32 missing after tanker collision
BEIJING — An Iranian oil tanker collided with a bulk freighter and caught fire off China’s east coast, leaving the tanker’s entire crew of 32 missing and causing it to spill oil into the sea, authorities said Sunday.
Chinese authorities dispatched police vessels and three cleaning ships to the scene after the collision, which happened late Saturday. The South Korean coast guard also sent a ship and a plane to help search for the missing crew members — 30 Iranians and two Bangladeshis.
The Panama-registered tanker Sanchi was sailing from Iran to South Korea when it collided with the Hong Kong-registered freighter CF Crystal in the East China Sea, 160 miles off the coast of Shanghai, China’s Ministry of Transport said.
All 21 crew members of the Crystal, which was carrying grain from the United States, were rescued, the ministry said. The Crystal’s crew members were all Chinese nationals.
It wasn’t clear what caused the collision.
State-run China Central Television reported Sunday evening that the tanker was still floating and burning, and that oil was visible in the water.
It was not clear, however, whether the tanker was still spilling oil.
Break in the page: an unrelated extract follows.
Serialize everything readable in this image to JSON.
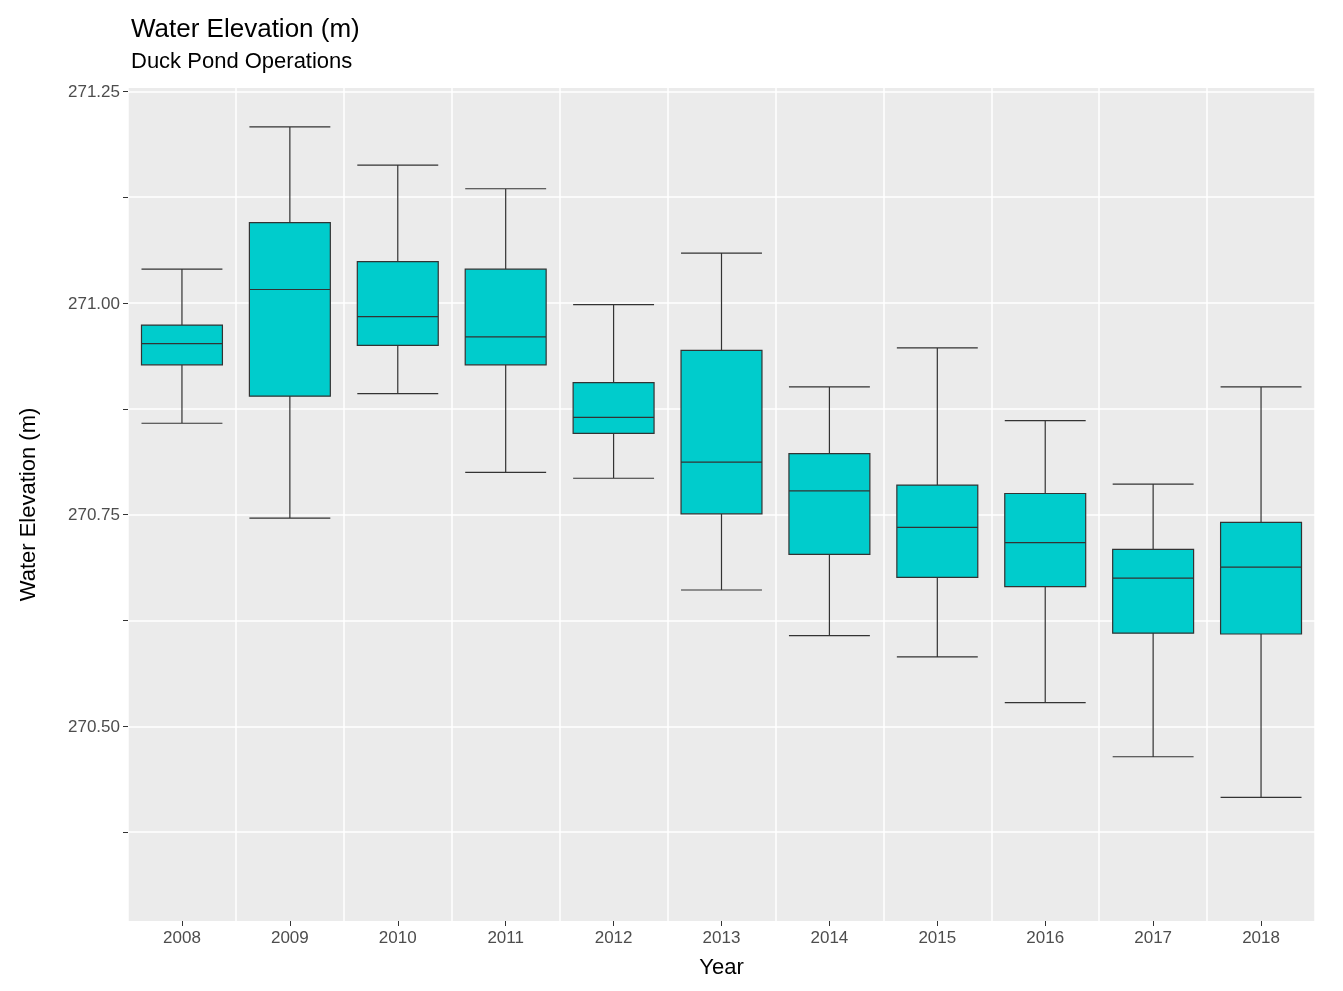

The size of the oil slick caused by the accident also was not known.
Earlier Sunday, Chinese state media carried pictures of the tanker on fire with large plumes of smoke.
The Sanchi was carrying 150,000 tons, or nearly 1 million barrels of condensate, a type of ultra-light oil, according to Chinese authorities.
By comparison, the Exxon Valdez was carrying 1.26 million barrels of crude oil when it spilled 260,000 barrels into Prince William Sound off Alaska in 1989.
The Sanchi has operated under five different names since it was built in 2008, the U.N.-run International Maritime Organization said.